My husband, Carlos, and I met some 12 years ago, and from day one we discussed our desire to have a family. In 2015, the same-sex marriage referendum created the first opportunity for our relationship to be formally recognised in Irish society and for us to be considered a family unit under Irish law. We married in 2018, thus creating the first foundation of our family. Since then, we have moved to create a life that could support our ambition to grow our family. It is an innate human desire to want to have a family, to raise a child and to create a higher meaning in one’s life. This innate desire does not go away. It is not selective to only some people but to us all, no matter our fertility, physical ability or sexuality.

Article 41 of Bunreacht na hÉireann sets out that it is my fundamental right as an Irish citizen and as a married person to make my own decisions when undertaking matters in relation to family planning. If marriage is the foundation to our family in our legal system, how can the same legal system not support the growth of my family? Without legislation to enable me to create a family, I am in a dichotomy of paying to be part of an Irish society that does not allow me to reap the benefits of same. How is it right that, in the eyes of the Revenue Commissioners, I am equal, the same as my friends and neighbours, but when it comes to my fundamental right to grow my family, I am prohibited?

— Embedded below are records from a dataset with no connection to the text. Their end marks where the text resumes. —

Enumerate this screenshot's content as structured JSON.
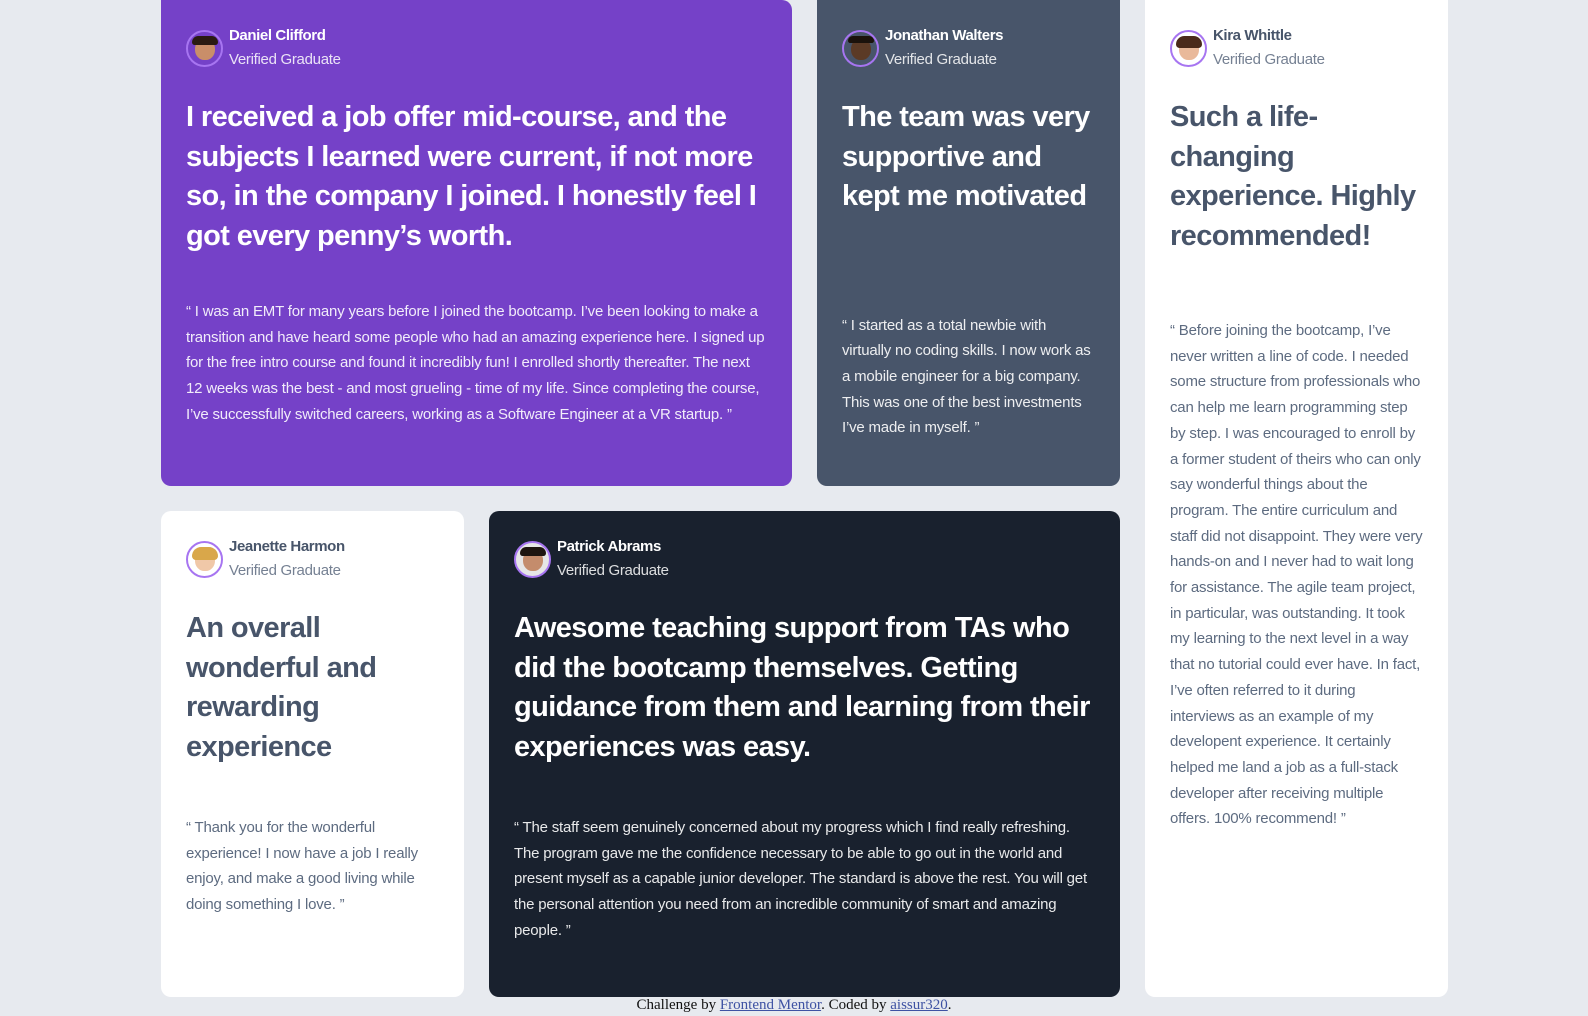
{
  "testimonials": [
    {
      "name": "Daniel Clifford",
      "role": "Verified Graduate",
      "headline": "I received a job offer mid-course, and the subjects I learned were current, if not more so, in the company I joined. I honestly feel I got every penny’s worth.",
      "quote": "“ I was an EMT for many years before I joined the bootcamp. I’ve been looking to make a transition and have heard some people who had an amazing experience here. I signed up for the free intro course and found it incredibly fun! I enrolled shortly thereafter. The next 12 weeks was the best - and most grueling - time of my life. Since completing the course, I’ve successfully switched careers, working as a Software Engineer at a VR startup. ”"
    },
    {
      "name": "Jonathan Walters",
      "role": "Verified Graduate",
      "headline": "The team was very supportive and kept me motivated",
      "quote": "“ I started as a total newbie with virtually no coding skills. I now work as a mobile engineer for a big company. This was one of the best investments I’ve made in myself. ”"
    },
    {
      "name": "Kira Whittle",
      "role": "Verified Graduate",
      "headline": "Such a life-changing experience. Highly recommended!",
      "quote": "“ Before joining the bootcamp, I’ve never written a line of code. I needed some structure from professionals who can help me learn programming step by step. I was encouraged to enroll by a former student of theirs who can only say wonderful things about the program. The entire curriculum and staff did not disappoint. They were very hands-on and I never had to wait long for assistance. The agile team project, in particular, was outstanding. It took my learning to the next level in a way that no tutorial could ever have. In fact, I’ve often referred to it during interviews as an example of my developent experience. It certainly helped me land a job as a full-stack developer after receiving multiple offers. 100% recommend! ”"
    },
    {
      "name": "Jeanette Harmon",
      "role": "Verified Graduate",
      "headline": "An overall wonderful and rewarding experience",
      "quote": "“ Thank you for the wonderful experience! I now have a job I really enjoy, and make a good living while doing something I love. ”"
    },
    {
      "name": "Patrick Abrams",
      "role": "Verified Graduate",
      "headline": "Awesome teaching support from TAs who did the bootcamp themselves. Getting guidance from them and learning from their experiences was easy.",
      "quote": "“ The staff seem genuinely concerned about my progress which I find really refreshing. The program gave me the confidence necessary to be able to go out in the world and present myself as a capable junior developer. The standard is above the rest. You will get the personal attention you need from an incredible community of smart and amazing people. ”"
    }
  ],
  "footer": {
    "prefix": "Challenge by ",
    "link1": "Frontend Mentor",
    "middle": ". Coded by ",
    "link2": "aissur320",
    "suffix": "."
  },
  "colors": {
    "purple": "#7541c8",
    "slate": "#48556a",
    "dark": "#19212e",
    "white": "#ffffff",
    "background": "#e7eaef",
    "avatar_border": "#a775f1"
  },
  "icons": [
    "avatar-daniel",
    "avatar-jonathan",
    "avatar-kira",
    "avatar-jeanette",
    "avatar-patrick"
  ]
}
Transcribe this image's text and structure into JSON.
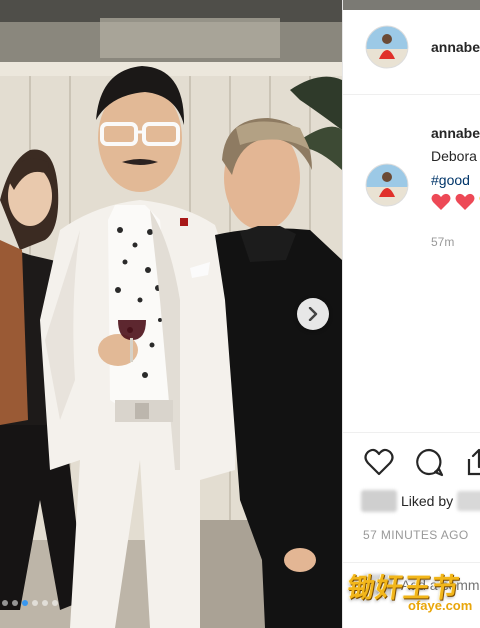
{
  "post": {
    "username": "annabe",
    "caption_user": "annabe",
    "caption_text": "Debora",
    "caption_tag": "#good",
    "caption_time": "57m",
    "liked_by_text": "Liked by",
    "timestamp": "57 MINUTES AGO",
    "comment_placeholder": "Add a comment"
  },
  "photo": {
    "image_count": 6,
    "active_index": 2
  },
  "watermark": {
    "cn_text": "锄奸王节",
    "url_text": "ofaye.com"
  },
  "icons": {
    "carousel_next": "chevron-right-icon",
    "like": "heart-icon",
    "comment": "comment-icon",
    "share": "share-icon",
    "caption_hearts": "red-heart-icon"
  },
  "colors": {
    "link": "#003569",
    "muted": "#999999",
    "heart": "#ed4956",
    "watermark": "#f2b61a"
  }
}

Irish relationships and families are no longer being created in the traditional chronological order of yesterday, when one would meet someone, marry, buy a home and create a family. Men and women are meeting later in life and coupling later. More and more women are entering the workforce and focusing on their careers, as is their right. The new chronological order of creating a family is multifaceted. Thus, we are only going to see an increasing number of the population looking to assisted human reproduction, AHR, solutions in creating families. This includes international surrogacy.

The AHR Bill is, in my opinion, the single greatest advancement in Irish family planning since the creation of the State. It would be a travesty not to include international surrogacy in this historic Bill. I implore the committee to take action to make sure the vast majority of families created via surrogacy are not left behind and are not left to be second-class citizens in their own country.